Do you want to keep track of what changes have been made to the Central User Management configuration or the distribution parameters for the User Master's Care? You can manage the change documents centrally. The Central User Administration (ZBV) is used to create users, assign roles and distribute them to the respective subsidiary systems. For this, the ZBV has to be configured initially. These include defining the ZBV landscape, i.e. defining the central system and subsidiary systems, adjusting the distribution parameters and transferring users from the subsidiary systems to the central system. You can also configure the ZBV afterwards. For example, you can add subsidiary systems or release them from the ZBV. In the transaction, you can modify SCUM to change the field allocation properties so that fields that were originally globally distributed across the ZBVs are also locally maintainable. All this information about the changes to the ZBV configuration has not been centrally logged.
Trace after missing permissions
The first step to eliminating sprawl in permissions is to prevent it. To do this, administrators should obtain an overview and the assigned authorizations should be checked regularly. This helps to identify problems and incorrectly assigned authorizations at an early stage. The workload monitor can help here. This shows which authorizations users are actually using. The use of authorizations can be analyzed selectively and exported to tables. This also helps to improve existing roles and to create new roles for the authorization model in SAP.

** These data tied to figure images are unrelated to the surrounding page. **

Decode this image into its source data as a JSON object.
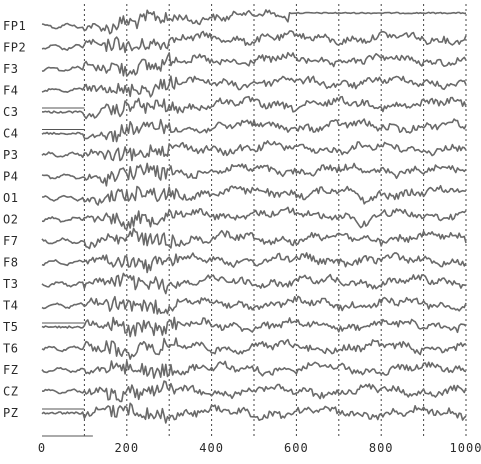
{
  "chart_data": {
    "type": "line",
    "x_ticks": [
      0,
      200,
      400,
      600,
      800,
      1000
    ],
    "x_tick_labels": [
      "0",
      "200",
      "400",
      "600",
      "800",
      "1000"
    ],
    "xlim": [
      0,
      1000
    ],
    "grid": "vertical-dotted",
    "channels": [
      "FP1",
      "FP2",
      "F3",
      "F4",
      "C3",
      "C4",
      "P3",
      "P4",
      "O1",
      "O2",
      "F7",
      "F8",
      "T3",
      "T4",
      "T5",
      "T6",
      "FZ",
      "CZ",
      "PZ"
    ],
    "colors": {
      "trace": "#6a6a6a",
      "grid": "#444444",
      "text": "#2a2a2a"
    }
  }
}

Let's say that a user - we call her Claudia - should be able to edit the spool jobs of another user - in our example Dieter - in the transaction SP01. What do you need to do as an administrator? Each spool job has a Permission field; By default, this field is blank. If Claudia wants to see a Dieter spool job, the system will check if Claudia has a specific spool job permission with a value of DIETER. Claudia does not need additional permissions for its own spool jobs that are not protected with a special permission value.

If you get into the situation that authorizations are required that were not considered in the role concept, "Shortcut for SAP systems" allows you to assign the complete authorization for the respective authorization object.

The second line with PATH = /tmp allows read and write access for all files starting with /tmp, similar to a permission value /tmp*, as an exception to the access ban defined in the first line for all files and paths.

At www.sap-corner.de you will also find a lot of useful information on the subject of SAP authorizations.


Once you have determined that you want to add more fields to your check, assign your authorization object to the AAAA object class and create a new authorization object.